The flow of residents is generally from east coast (MGH, Hopkins) to west coast (UCSF). If you ask the UCSF cardiology fellows who trained at MGH/Hopkins (and to a lesser extent BWH) what brought them to UCSF, most of them will describe factors like "family" and "San Francisco" but few will admit to "the program" or "the quality of the residents".
Being on call as a fellow at Moffitt is described as worse than intern call at Hopkins/MGH, largely because the fellows do not have the power to block consults from the medicine residents who mindlessly auto-consult to "rule out cardiogenic shock" and the anesthesia/surgery residents who mindlessly auto-consult for "pre-op eval". The fellows aren't really permitted to chastise the interns and residents to think for themselves because the chair is too concerned about generating consult revenue and being in the good graces of anesthesia and surgery that you will get called into his office and get a good talking to for your "bad attitude" if the interns and residents speak up about their hurt feelings.
-AT.
It's really sad that there is a fellow as bitter as the above poster. As a resident at UCSF I can say that it is quite rare to find such an attitude among housestaff and fellows. UCSF breeds a truly a collegeal environment, despite the rigorous training. The cards fellows generally are helpful, and for the most part they are only abused on their consult service (one of their most brutal months) by surgery. Medicine rarely ever consults cards except for procedures or weekend echos. When we do consult for other stuff, it's usually our attng's call, not ours. Not to be too cocky, but we can handle our own. As for the inpatient cardiology servcies, the fellows are really only back-up on the CCU patients. The residents run the service and the fellows do procedures. We are the one's in the trenches making minute to minute decisions.
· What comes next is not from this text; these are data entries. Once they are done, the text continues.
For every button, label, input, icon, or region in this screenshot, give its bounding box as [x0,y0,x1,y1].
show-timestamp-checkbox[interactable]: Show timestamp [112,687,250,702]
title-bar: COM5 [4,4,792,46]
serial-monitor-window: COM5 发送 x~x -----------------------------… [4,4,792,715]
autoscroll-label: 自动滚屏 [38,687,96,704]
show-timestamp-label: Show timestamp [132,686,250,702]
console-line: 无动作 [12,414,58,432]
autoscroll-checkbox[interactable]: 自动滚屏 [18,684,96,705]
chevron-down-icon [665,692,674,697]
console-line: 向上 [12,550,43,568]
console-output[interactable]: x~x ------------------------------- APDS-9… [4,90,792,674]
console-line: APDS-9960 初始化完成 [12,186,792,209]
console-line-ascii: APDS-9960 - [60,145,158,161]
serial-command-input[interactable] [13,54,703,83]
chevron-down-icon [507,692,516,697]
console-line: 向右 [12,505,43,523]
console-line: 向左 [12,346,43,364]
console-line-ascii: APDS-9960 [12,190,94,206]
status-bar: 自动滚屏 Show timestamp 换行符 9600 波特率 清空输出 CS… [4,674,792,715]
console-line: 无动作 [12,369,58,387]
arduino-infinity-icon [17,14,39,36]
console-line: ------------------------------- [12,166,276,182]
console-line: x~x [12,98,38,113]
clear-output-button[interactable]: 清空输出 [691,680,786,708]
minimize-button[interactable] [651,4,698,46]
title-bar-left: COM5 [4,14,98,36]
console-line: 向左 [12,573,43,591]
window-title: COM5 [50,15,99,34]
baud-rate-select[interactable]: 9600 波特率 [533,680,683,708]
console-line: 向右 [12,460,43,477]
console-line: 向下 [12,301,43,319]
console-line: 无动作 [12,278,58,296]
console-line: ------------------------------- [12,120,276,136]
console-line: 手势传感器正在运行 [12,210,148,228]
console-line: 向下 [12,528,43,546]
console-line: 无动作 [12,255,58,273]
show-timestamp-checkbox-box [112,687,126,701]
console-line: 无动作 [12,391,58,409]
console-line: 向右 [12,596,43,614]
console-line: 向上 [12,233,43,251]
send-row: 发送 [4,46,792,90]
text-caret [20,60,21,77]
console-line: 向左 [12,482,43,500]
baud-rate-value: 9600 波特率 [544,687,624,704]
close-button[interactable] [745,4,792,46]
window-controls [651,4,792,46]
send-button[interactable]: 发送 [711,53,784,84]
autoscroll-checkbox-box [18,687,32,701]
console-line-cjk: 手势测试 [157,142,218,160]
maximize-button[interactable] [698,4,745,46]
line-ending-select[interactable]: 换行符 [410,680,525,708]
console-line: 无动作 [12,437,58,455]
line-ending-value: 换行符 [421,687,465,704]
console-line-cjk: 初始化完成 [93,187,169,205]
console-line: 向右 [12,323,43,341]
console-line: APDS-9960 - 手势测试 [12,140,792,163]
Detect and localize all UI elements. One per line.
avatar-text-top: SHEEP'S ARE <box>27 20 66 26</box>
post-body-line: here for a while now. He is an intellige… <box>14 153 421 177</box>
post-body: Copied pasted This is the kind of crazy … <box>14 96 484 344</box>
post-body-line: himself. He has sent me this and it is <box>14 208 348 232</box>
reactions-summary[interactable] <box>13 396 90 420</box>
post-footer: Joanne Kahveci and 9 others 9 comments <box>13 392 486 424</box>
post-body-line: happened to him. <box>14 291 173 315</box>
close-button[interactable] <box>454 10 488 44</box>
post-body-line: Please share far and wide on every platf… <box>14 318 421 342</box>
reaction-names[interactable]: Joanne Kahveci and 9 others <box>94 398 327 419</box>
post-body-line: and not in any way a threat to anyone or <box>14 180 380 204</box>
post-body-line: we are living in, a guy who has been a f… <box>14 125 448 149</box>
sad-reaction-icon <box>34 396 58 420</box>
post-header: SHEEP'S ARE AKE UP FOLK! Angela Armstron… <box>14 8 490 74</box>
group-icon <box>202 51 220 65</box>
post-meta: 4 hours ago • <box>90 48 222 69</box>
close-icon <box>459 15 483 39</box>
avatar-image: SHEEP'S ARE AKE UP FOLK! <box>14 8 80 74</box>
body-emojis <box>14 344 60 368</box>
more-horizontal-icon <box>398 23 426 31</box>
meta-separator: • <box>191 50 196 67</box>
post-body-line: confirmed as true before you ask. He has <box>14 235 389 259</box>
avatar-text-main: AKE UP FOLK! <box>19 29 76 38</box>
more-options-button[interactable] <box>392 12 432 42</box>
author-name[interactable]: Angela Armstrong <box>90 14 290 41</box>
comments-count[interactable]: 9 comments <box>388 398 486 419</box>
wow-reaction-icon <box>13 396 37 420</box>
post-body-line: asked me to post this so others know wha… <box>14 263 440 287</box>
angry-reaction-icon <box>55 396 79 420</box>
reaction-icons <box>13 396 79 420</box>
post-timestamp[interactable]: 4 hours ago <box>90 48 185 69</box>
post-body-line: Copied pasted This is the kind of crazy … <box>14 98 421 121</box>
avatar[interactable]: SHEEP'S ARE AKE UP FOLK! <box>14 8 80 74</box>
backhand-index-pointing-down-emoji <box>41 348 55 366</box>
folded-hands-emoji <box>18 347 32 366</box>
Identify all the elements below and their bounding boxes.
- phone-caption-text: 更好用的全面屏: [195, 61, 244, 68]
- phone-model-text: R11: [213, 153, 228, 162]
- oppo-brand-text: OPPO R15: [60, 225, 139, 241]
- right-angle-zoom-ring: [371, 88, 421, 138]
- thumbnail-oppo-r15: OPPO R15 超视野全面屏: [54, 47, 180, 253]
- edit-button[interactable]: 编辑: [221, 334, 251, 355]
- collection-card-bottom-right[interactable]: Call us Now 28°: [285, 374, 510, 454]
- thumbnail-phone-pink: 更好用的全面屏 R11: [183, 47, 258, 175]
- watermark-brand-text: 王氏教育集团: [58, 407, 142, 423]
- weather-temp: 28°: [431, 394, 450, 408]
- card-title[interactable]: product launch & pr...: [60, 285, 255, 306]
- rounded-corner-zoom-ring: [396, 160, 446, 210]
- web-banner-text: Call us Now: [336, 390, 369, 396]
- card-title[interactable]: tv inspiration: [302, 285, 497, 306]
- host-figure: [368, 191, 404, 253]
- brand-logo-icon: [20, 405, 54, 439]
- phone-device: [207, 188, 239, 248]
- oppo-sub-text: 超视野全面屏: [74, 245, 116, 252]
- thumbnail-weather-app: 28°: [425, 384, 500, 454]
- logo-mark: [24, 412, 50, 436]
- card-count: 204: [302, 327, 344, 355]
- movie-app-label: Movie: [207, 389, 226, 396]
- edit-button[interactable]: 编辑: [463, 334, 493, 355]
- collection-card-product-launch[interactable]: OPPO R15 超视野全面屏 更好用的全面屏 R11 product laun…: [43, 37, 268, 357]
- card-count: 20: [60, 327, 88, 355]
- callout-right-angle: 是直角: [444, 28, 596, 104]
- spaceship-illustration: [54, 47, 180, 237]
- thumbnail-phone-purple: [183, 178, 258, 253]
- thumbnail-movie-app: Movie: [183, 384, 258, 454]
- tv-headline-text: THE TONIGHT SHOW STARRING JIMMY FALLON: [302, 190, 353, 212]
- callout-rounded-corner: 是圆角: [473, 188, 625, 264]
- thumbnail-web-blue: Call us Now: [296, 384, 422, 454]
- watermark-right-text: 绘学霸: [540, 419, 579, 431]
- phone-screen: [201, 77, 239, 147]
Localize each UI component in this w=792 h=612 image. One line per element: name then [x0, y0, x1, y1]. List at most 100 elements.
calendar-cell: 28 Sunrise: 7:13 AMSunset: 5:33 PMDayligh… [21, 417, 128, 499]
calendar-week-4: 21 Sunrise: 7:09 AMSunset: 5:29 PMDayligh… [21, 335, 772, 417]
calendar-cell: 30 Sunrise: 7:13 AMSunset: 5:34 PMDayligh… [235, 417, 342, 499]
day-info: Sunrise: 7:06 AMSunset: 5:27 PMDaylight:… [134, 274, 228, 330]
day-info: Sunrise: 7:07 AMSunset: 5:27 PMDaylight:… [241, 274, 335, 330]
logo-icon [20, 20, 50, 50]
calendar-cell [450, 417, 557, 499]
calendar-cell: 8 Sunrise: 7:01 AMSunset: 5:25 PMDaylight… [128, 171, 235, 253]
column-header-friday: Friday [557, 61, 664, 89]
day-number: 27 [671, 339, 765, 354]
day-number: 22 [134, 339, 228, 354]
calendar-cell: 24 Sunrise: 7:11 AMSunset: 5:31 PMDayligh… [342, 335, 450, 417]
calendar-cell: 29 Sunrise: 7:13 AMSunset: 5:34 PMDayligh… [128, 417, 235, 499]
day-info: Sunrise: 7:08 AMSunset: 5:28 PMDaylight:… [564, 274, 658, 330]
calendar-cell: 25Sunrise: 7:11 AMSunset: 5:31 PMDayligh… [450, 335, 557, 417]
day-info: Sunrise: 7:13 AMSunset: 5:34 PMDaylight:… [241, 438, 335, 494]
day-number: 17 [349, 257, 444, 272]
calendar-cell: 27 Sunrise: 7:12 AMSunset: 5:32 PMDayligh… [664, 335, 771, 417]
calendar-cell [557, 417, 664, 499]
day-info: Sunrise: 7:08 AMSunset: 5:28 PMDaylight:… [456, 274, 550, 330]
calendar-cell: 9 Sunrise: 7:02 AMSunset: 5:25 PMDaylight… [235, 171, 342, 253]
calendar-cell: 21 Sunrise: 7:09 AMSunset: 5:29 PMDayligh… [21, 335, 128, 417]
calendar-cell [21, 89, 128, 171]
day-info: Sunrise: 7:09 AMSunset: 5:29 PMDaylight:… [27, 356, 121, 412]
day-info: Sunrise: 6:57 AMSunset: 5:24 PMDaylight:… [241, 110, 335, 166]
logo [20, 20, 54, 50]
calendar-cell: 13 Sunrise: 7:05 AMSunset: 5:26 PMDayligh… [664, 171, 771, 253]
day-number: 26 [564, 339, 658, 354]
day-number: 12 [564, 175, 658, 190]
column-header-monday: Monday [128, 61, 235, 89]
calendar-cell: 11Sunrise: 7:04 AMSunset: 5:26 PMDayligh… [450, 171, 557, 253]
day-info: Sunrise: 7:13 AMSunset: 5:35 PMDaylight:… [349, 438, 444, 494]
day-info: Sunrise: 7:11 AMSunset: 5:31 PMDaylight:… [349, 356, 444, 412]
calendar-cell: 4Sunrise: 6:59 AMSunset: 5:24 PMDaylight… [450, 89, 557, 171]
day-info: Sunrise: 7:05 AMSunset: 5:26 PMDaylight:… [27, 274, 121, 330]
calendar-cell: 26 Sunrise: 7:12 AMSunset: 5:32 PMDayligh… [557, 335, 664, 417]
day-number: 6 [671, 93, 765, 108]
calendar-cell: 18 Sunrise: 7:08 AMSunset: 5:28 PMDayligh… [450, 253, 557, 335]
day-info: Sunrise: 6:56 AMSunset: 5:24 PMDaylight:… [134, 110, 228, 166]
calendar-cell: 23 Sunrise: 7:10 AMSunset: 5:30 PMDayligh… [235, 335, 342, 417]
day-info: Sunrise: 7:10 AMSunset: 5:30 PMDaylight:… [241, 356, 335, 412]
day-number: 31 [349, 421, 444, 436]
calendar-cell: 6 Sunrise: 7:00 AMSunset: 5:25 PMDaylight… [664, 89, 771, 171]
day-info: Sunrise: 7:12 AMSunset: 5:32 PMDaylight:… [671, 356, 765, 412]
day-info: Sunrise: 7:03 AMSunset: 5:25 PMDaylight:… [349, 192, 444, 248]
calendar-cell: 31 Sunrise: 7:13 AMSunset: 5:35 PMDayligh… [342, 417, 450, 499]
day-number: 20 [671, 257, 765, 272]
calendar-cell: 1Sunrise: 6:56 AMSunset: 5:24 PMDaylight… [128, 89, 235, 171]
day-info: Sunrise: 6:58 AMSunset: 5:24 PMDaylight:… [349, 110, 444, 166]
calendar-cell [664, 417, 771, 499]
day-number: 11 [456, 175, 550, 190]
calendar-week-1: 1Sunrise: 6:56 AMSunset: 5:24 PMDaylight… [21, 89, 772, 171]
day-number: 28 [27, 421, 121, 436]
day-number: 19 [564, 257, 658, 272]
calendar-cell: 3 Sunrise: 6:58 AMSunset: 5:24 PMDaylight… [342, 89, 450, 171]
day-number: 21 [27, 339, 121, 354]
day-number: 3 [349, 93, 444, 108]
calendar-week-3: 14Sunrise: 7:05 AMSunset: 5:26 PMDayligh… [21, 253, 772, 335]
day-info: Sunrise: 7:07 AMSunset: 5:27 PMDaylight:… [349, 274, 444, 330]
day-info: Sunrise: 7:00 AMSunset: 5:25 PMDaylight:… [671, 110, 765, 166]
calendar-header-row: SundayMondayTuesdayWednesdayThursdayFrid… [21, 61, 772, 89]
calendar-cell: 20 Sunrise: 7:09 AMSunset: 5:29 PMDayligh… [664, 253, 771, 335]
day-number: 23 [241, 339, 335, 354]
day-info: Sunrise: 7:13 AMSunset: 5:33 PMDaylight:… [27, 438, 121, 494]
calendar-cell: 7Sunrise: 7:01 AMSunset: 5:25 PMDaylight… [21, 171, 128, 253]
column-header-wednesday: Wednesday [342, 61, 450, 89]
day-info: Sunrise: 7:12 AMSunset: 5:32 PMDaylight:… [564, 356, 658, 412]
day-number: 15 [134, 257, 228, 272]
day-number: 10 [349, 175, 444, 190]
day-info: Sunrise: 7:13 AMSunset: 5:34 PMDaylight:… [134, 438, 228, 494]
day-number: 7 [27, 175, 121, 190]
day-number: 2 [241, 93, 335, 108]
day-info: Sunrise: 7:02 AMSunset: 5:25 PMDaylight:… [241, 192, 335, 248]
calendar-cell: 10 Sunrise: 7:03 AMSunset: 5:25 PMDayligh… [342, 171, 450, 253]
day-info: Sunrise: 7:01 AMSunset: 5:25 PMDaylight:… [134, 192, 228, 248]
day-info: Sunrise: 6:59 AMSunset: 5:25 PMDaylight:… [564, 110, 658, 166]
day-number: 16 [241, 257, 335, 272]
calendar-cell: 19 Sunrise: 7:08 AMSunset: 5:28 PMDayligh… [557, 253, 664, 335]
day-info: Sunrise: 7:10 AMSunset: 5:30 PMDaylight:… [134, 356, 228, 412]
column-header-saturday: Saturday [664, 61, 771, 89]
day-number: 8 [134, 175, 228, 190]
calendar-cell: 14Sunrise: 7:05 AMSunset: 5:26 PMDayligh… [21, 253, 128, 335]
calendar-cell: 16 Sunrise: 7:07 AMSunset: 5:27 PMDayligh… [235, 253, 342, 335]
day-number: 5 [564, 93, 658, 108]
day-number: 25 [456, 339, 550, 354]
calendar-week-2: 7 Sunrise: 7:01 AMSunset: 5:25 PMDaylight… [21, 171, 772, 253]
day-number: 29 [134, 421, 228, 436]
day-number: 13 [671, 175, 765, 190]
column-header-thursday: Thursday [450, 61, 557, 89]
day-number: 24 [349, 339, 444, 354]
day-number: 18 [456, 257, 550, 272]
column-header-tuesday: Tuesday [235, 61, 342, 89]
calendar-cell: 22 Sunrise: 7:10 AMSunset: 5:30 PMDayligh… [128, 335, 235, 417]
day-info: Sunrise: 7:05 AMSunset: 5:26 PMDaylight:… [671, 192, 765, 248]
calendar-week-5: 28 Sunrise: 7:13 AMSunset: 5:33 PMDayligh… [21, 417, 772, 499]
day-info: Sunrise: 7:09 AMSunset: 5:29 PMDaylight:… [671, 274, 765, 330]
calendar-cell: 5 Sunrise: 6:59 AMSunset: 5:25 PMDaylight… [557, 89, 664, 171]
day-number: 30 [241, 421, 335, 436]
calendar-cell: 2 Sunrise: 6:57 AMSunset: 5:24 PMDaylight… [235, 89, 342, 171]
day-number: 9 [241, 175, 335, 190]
As for the "east to west" bs comment, last year our residents matched quite well on the east coast. 11/11 matching: Off the top of my head: MGH x2, columbia, duke, michigan, cleveland clinic, followed by UCSF, UCLA, Cedars-Sinai, harbor-ucla, and utah on the west coast. I think location dominates the cards matching process over all else, as most of these people were going back to their home towns and uniformily got their 1st choice from the get-go. Among applicants this year, everyone is getting ALL of their interviews, east and west. It's true that UCSF cardiology has a ton of people from boston, but it has more to do w/ the UCSF residents choosing to leave, than our program having a bias towards the east coast.
Anyway, Dr. "AT", if you are a cards fellow here, it's a bummer your experience has been so sad, cause most of the fellows are pretty cool people and seem quite content. Maybe there's a reason Crawford has been scolding you?